What’s so great about red wine? The French diet is often used as an example of how wine can improve heart health. The French have a fairly high-fat diet but their heart disease risk is relatively low. And some have attributed this to red wine. Red wine, in moderation, has long been thought of as heart healthy. The alcohol and antioxidants (Polyphenol called Resveratrol) in red wine may help prevent heart disease. Resveratrol may be the key ingredient in red wine that helps prevent damage to blood vessels, reduces “bad” cholesterol and prevents blood clots.

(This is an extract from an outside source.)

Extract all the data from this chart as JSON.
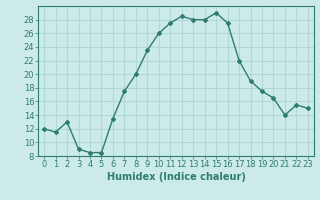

Does alcohol benefit all age groups the same? In principle, the cause of Coronary heart disease among younger adults and older adults may differ from eachother; for instance, relatively more cases among younger adults may be attributed to genetic causes. Therefore, alcohol may not necessarily protect against coronary heart disease in this age group. Surprisingly in a recent study the findings suggested that this effect is also present in younger age groups. However, younger adults are already at low risk for Coronary heart disease, and the beneficial effects obtained by a moderate alcohol intake may be negligible compared with the increased risk of, for instance, traffic accidents and cancer. Recommendations on alcohol intake among younger adults should consider all-cause mortality and morbidity.

So what should we do? The association between alcohol consumption and decreased risk of coronary heart disease is well established. Results from studies provide strong evidence for a lower risk of coronary heart disease among moderate consumers relative to nondrinkers in younger, middle-aged, and older adults and this finding was consistent and of similar size in all age groups.; however, considering absolute risks across age groups, younger adults are not likely to benefit from an overall recommendation of moderate alcohol intake.

It’s important to note that alcohol is a double-edged sword: A little may be good but too much alcohol can lead to serious problems and no one should start drinking if they don’t already drink. To gain the benefits of good health, you can enjoy your one to two drinks per day at mealtime and follow the advice of the dietary guidelines for food, exercise as well as weight management.